Today’s topic is brought to you by The Daily Post: What would you tell yourself 10 years ago?
There was a similar hashtag Twitter meme going around with this a few months ago, of what you’d tell your younger self. I loved the idea of that. It let me reflect on what I was like 1o years ago and what I was stressed out about then, and see how much has changed, or not, in all this time.
How appropriate that as I’m turning 30 in about 2 months, that I’m made to reflect on my 19-going-on-20 self. 10 years ago, I was about half a year into my first year of university. I remember feeling like such a grown up, being the oldest child in our house and the one to “go off” to university. I remember I still had the insecurities of my high school years (and all that went along with it) and, like I had answered in the Twitter meme, I would have told myself: It’s not that bad being a geek. One day, you’ll embrace it.

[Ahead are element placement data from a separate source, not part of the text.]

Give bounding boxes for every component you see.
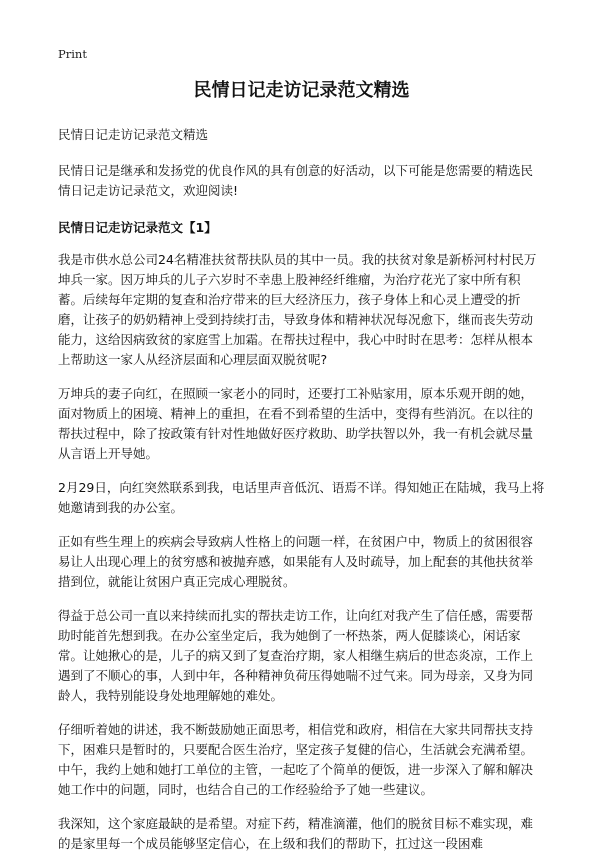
document-subtitle: 民情日记走访记录范文精选: [58, 127, 209, 142]
body-paragraph-1: 我是市供水总公司24名精准扶贫帮扶队员的其中一员。我的扶贫对象是新桥河村村民万坤兵一家。因万坤兵的儿子六岁时不幸患上股神经纤维瘤，为治疗花光了家中所有积蓄。后续每年定期的复查和治疗带来的巨大经济压力，孩子身体上和心灵上遭受的折磨，让孩子的奶奶精神上受到持续打击，导致身体和精神状况每况愈下，继而丧失劳动能力，这给因病致贫的家庭雪上加霜。在帮扶过程中，我心中时时在思考：怎样从根本上帮助这一家人从经济层面和心理层面双脱贫呢?: [58, 252, 537, 367]
body-paragraph-6: 仔细听着她的讲述，我不断鼓励她正面思考，相信党和政府，相信在大家共同帮扶支持下，困难只是暂时的，只要配合医生治疗，坚定孩子复健的信心，生活就会充满希望。中午，我约上她和她打工单位的主管，一起吃了个简单的便饭，进一步深入了解和解决她工作中的问题，同时，也结合自己的工作经验给予了她一些建议。: [58, 722, 534, 797]
body-paragraph-7: 我深知，这个家庭最缺的是希望。对症下药，精准滴灌，他们的脱贫目标不难实现，难的是家里每一个成员能够坚定信心，在上级和我们的帮助下，扛过这一段困难: [58, 816, 534, 851]
body-paragraph-5: 得益于总公司一直以来持续而扎实的帮扶走访工作，让向红对我产生了信任感，需要帮助时能首先想到我。在办公室坐定后，我为她倒了一杯热茶，两人促膝谈心，闲话家常。让她揪心的是，儿子的病又到了复查治疗期，家人相继生病后的世态炎凉，工作上遇到了不顺心的事，人到中年，各种精神负荷压得她喘不过气来。同为母亲，又身为同龄人，我特别能设身处地理解她的难处。: [58, 608, 534, 703]
intro-paragraph: 民情日记是继承和发扬党的优良作风的具有创意的好活动，以下可能是您需要的精选民情日记走访记录范文，欢迎阅读!: [58, 163, 534, 198]
body-paragraph-4: 正如有些生理上的疾病会导致病人性格上的问题一样，在贫困户中，物质上的贫困很容易让人出现心理上的贫穷感和被抛弃感，如果能有人及时疏导，加上配套的其他扶贫举措到位，就能让贫困户真正完成心理脱贫。: [58, 534, 534, 589]
body-paragraph-2: 万坤兵的妻子向红，在照顾一家老小的同时，还要打工补贴家用，原本乐观开朗的她，面对物质上的困境、精神上的重担，在看不到希望的生活中，变得有些消沉。在以往的帮扶过程中，除了按政策有针对性地做好医疗救助、助学扶智以外，我一有机会就尽量从言语上开导她。: [58, 386, 534, 461]
document-page: [58, 78, 545, 854]
body-paragraph-3: 2月29日，向红突然联系到我，电话里声音低沉、语焉不详。得知她正在陆城，我马上将她邀请到我的办公室。: [58, 480, 545, 515]
print-link[interactable]: Print: [58, 47, 87, 61]
section-heading: 民情日记走访记录范文【1】: [58, 220, 217, 235]
page-title: 民情日记走访记录范文精选: [193, 80, 410, 101]
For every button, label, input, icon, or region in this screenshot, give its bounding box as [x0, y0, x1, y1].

And it’s true, I did. What once was an insult hurled by bullies to me and others, I have come to embrace my geekiness. Obviously whether it be tolerance or a change of the times, it’s more “accepted” to be nerdy and geeky, but it shouldn’t even be something that had to be accepted in the first place.
I used to hide the fact that I was a total geek about some things, for fear of ridicule. I wasn’t a straight-A brainiac or anything, but I had a thirst for practical knowledge. I wasn’t great at calculus, chemistry, Canadian history, etc. but I loved learning about the more real-world part of those topics, like weather/natural disasters, forensics, the history of landmarks/buildings.. THAT interests me more than theorems and molecules. I’m not an expert on anything in particular, but I feel I have a well-rounded basic knowledge on many things. A geeky thirst to know the BASICS of how things work, just so I at least get the gist of it. I’m not a computer engineer, but I’ve taught myself enough about computers to end up being the unofficial I.T. person in my office. People who don’t know how to do something on their computers often call to me to help, and if I don’t know how to fix it, I’m resourceful enough to find a way to find out! How at one time I would have hidden this from others, I’ve now come to embrace my geek factor.